Bjørn Erik Melland

Personal information
- Date of birth: 29 September 1974 (age 51)
- Height: 1.80 m (5 ft 11 in)
- Position: Defender

Youth career
- Sprova IL

Senior career*
- Years: Team / Apps / (Gls)
- 1990-1992: Sprova IL
- 1993-1997: Steinkjer
- 1998–2000: Byåsen
- 2001–2006: Aalesund
- 2007: Skarbøvik

Managerial career
- Aalesund (physio)
- 2017–: Aalesund (director of sports)

= Bjørn Erik Melland =

Norwegian footballer (born 1974)

Bjørn Erik Melland (born 29 September 1974) is a Norwegian retired football defender who notably played in Tippeligaen for Aalesund.

He started his career in Sprova IL, and also played for Steinkjer before debuting in the Norwegian First Division, the second tier, with Byåsen.

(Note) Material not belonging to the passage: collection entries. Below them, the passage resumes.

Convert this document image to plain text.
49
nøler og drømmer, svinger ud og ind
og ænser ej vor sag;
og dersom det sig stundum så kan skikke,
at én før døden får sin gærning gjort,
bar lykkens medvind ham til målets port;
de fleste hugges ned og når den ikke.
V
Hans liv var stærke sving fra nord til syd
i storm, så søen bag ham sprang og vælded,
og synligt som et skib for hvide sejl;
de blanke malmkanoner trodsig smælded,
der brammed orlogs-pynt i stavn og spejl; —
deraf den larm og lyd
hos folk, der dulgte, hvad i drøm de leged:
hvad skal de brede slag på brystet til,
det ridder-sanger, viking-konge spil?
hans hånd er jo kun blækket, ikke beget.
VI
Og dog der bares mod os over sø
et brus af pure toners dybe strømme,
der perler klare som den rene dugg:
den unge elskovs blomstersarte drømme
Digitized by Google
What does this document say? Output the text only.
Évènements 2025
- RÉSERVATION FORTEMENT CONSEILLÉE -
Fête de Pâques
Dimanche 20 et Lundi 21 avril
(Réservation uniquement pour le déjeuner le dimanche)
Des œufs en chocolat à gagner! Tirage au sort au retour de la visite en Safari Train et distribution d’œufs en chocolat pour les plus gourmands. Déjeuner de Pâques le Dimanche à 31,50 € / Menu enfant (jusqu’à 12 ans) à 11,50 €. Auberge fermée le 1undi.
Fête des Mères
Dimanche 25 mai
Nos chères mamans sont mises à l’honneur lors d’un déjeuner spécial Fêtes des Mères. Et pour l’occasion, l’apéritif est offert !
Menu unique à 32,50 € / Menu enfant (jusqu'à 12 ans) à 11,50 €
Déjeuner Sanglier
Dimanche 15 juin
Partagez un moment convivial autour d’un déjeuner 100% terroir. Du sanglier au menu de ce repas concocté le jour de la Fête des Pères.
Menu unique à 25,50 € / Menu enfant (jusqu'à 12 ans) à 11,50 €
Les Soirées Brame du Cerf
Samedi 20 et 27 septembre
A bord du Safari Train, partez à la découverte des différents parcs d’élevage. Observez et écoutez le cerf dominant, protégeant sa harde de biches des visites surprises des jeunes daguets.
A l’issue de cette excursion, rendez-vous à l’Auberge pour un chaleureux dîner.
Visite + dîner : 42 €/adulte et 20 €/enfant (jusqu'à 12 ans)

He went on to study physiotherapy in Ålesund and play for division colleagues Aalesund in 2001. In 2003 and 2005, he featured for Aalesund on the first tier, Tippeligaen. He was let go after the 2006 season, but after one season in Skarbøvik he was later hired as the Aalesund physio. Ahead of the 2017 season he was hired as Aalesund FK's director of sports.

Melland also recorded a 24th place and a 32nd place in the two races of the Norwegian Nordic combined championships of 1992.